Columnistas

Agua, un derecho hipotecado

El Estado debería extinguir sus ‘deudas’  reprogramadas y garantizar el acceso de la población al agua.

La Razón (Edición Impresa) / Franz Rafael Barrios González / La Paz

00:57 / 30 de marzo de 2015

El 13 de marzo, el presidente del Estado, Evo Morales, anunció la “bolivianización de los créditos externos contraídos por las entidades públicas del sector de agua potable”. En tal sentido, Morales prometió dejar sin efecto el Decreto Supremo 27028 de 2003, que “convierte los flujos de pagos de las obligaciones del sector público por concepto de deuda pública externa (condonadas por los acreedores externos multilaterales dentro del Programa de Alivio del HIPC II y en el alivio otorgado más allá del HIPC II), a Unidades de Fomento de Vivienda (UFV)”.

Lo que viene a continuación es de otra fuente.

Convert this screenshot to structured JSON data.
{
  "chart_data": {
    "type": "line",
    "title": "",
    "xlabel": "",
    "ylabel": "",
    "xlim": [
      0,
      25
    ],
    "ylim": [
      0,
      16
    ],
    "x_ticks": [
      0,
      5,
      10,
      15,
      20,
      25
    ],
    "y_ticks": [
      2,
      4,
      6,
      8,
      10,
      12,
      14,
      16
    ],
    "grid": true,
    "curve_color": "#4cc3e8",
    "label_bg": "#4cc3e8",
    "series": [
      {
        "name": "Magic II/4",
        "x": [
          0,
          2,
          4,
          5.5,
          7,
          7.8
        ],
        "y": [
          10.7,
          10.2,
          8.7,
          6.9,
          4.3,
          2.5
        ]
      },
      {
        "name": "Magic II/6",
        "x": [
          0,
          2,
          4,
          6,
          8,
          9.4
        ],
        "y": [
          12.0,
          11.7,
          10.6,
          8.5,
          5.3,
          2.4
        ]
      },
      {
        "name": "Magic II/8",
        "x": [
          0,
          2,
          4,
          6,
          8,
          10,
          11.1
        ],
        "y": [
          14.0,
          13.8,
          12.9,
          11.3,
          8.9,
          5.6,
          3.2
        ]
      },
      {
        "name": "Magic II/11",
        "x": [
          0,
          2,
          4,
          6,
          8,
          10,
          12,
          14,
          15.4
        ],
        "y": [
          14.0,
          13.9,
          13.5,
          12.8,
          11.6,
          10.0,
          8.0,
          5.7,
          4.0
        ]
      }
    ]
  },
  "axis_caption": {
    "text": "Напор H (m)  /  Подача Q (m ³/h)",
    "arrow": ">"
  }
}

Para contextualizar, cabe señalar que en el marco de la iniciativa internacional de alivio a la deuda para los países pobres altamente endeudados (HIPIC), en la década pasada, muchas entidades públicas que habían accedido a créditos externos (entre ellas prestadoras de servicios básicos en diferentes regiones) pudieron acogerse a la condonación de sus obligaciones financieras. No obstante, pese a haberse suscrito los respectivos contratos de condonación (modo de extinguir una obligación), por disposición de la Ley 2235 del Diálogo Nacional de 2001, el dinero que las entidades públicas condonadas iban a dejar de pagar por efecto del alivio de la deuda externa a la que accedió el país se constituyeron inmediatamente en “recursos para la reducción de la pobreza”, debitados en cuentas especiales.

Es decir que las entidades de servicios básicos que en un principio se habían “liberado de pagar” sus créditos como efecto de la condonación de sus acreedores fueron obligadas a destinar esos recursos “perdonados” para financiar programas estatales de supuesta “mitigación de la pobreza”. En otras palabras, fueron “re-endeudadas”, pero esta vez con el Estado como “acreedor”; y con la agravante de que, en virtud al Decreto Supremo 27028 de 2003 (que Morales prometió abrogar), esas “nuevas deudas” fueron indexadas a Unidades de Fomento a la Vivienda (UFV).

Ahora bien, la oferta de Morales de “bolivianizar las deudas” de estas empresas públicas del sector de agua potable no implica su “eliminación”, como erróneamente se está divulgando. Lo único que logrará tal medida es (des)indexar dichas deudas de la UFV, pero no se extinguirán sus capitales, sus intereses ni sus plazos. Por lo que entidades prestadoras de servicios de agua potable y alcantarillado sanitario de los departamentos de Chuquisaca, Potosí y Oruro (por citar algunos casos), seguirán pagando millones de bolivianos, comprometiendo sus patrimonios y, sobre todo, el acceso al agua y alcantarillado sanitario de sus poblaciones.

Por ejemplo, en el caso de la Empresa Local de Agua Potable y Alcantarillado Sucre (Elapas), de llegar a efectivizarse la “bolivianización”, esta entidad seguirá pagando los Bs 304.667.533,45 reprogramados que adeuda, a un interés del 0,75% y hasta el 2074. Comprometiendo su inversión en nuevos proyectos (cobertura en zonas alejadas), privando a un tercio de la población sucrense el acceso al agua potable, y encareciendo las tarifas de dicho servicio.

De acuerdo con la Constitución Política del Estado, “el acceso al agua y al alcantarillado constituyen derechos humanos”. Sin embargo, el Estado Plurinacional mantiene una política “neoliberal” de irresponsable endeudamiento de empresas prestadoras de estos servicios básicos, vulnerando derechos humanos e hipotecando en los hechos el acceso al agua y al alcantarillado en diferentes poblaciones del país.

Finalmente, por imperio constitucional en el caso de las entidades públicas prestadoras del servicio de agua potable (al tratarse de un derecho humano fundamental), ¡el Estado debería extinguir sus “deudas reprogramadas” y garantizar el acceso de la población al agua!